Metrô, caminhada, ônibus. Confiança é uma coisa besta, né? Só na metade do caminho que descubro para onde estava indo:
Estranho? Você não tem idéia!
Se me chamassem para um programa desses há alguns meses, eu diria: “tá louco???” Talvez se eu estivesse mais acordada enquanto ele explicava para onde estávamos indo eu dissesse a mesma coisa. Mas naquela hora lembrei de uma frase infalível do meu irmão: “Já tô fudid* mesmo..” Fui.

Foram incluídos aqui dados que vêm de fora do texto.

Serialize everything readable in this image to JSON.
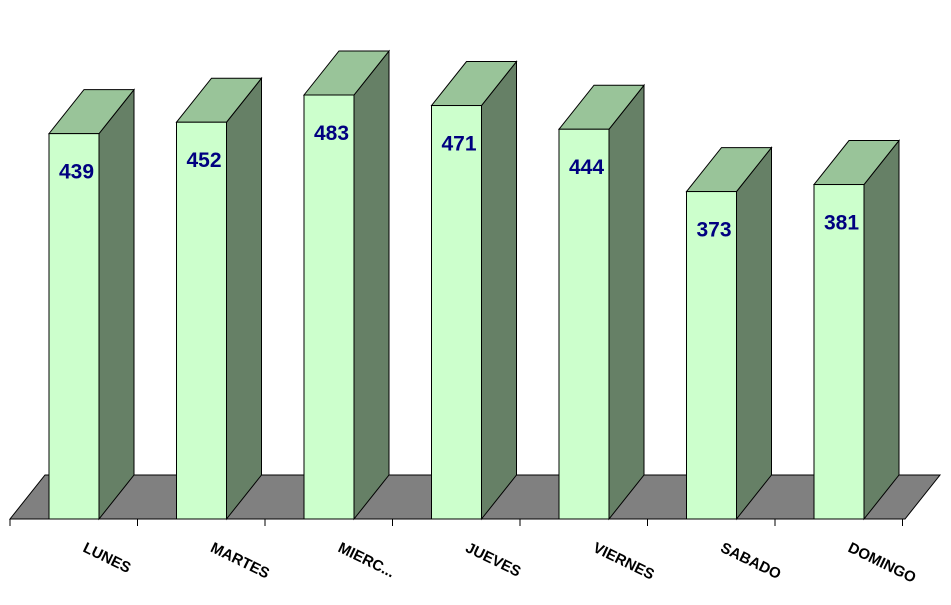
{
  "chart_data": {
    "type": "bar",
    "categories": [
      "LUNES",
      "MARTES",
      "MIERC...",
      "JUEVES",
      "VIERNES",
      "SABADO",
      "DOMINGO"
    ],
    "values": [
      439,
      452,
      483,
      471,
      444,
      373,
      381
    ],
    "ylim": [
      0,
      520
    ],
    "grid": false,
    "legend": "none",
    "colors": {
      "bar_front": "#ccffcc",
      "bar_top": "#99c499",
      "bar_side": "#668066",
      "floor": "#808080",
      "outline": "#000000",
      "data_label": "#000080"
    }
  }
}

Mas verdade é que foi um dia sensacional. Vimos um pôr-do-sol lindo, conversamos nerdices sobre arquitetura da informação e interfaces humanas, passeamos morrendo de frio pela Paulista e pela Augusta repleta de grafites e jantamos burritos. No final do dia pude contar pelo menos cinco coisas que nunca tinha feito na vida. É um saldo bastante positivo para uma noite só, não acham?

Um oferecimento…
… vc já sabe.
é, Lou, eu sei.
e gosto tanto..
FYABURN!
Vc foi num soundsystem de verdade!
“The sound system concept first became popular in the 1950s, in the ghettos of Kingston. DJs would load up a truck with a generator, turntables, and huge speakers and set up street parties.”
Continue lendo em: http://en.wikipedia.org/wiki/Sound_system_%28Jamaican%29
Poucas pessoas no mundo conhecem uma festa assim, e no próximo (se vc topar ir num SoundSystem novamente) vc vai dancar nem que seja na marra XD
Além disso o passeio pós-soundsystem foi tão divertido quanto, com visita à Endossa, rolê pelos graffitis e muuuuito papo
Foi iradássimo, e a vida precisa ser assim: uma história pra contar por dia
Jah! Rastafari!
digo mais: Queima Babilónia, QUEIMA!!!!!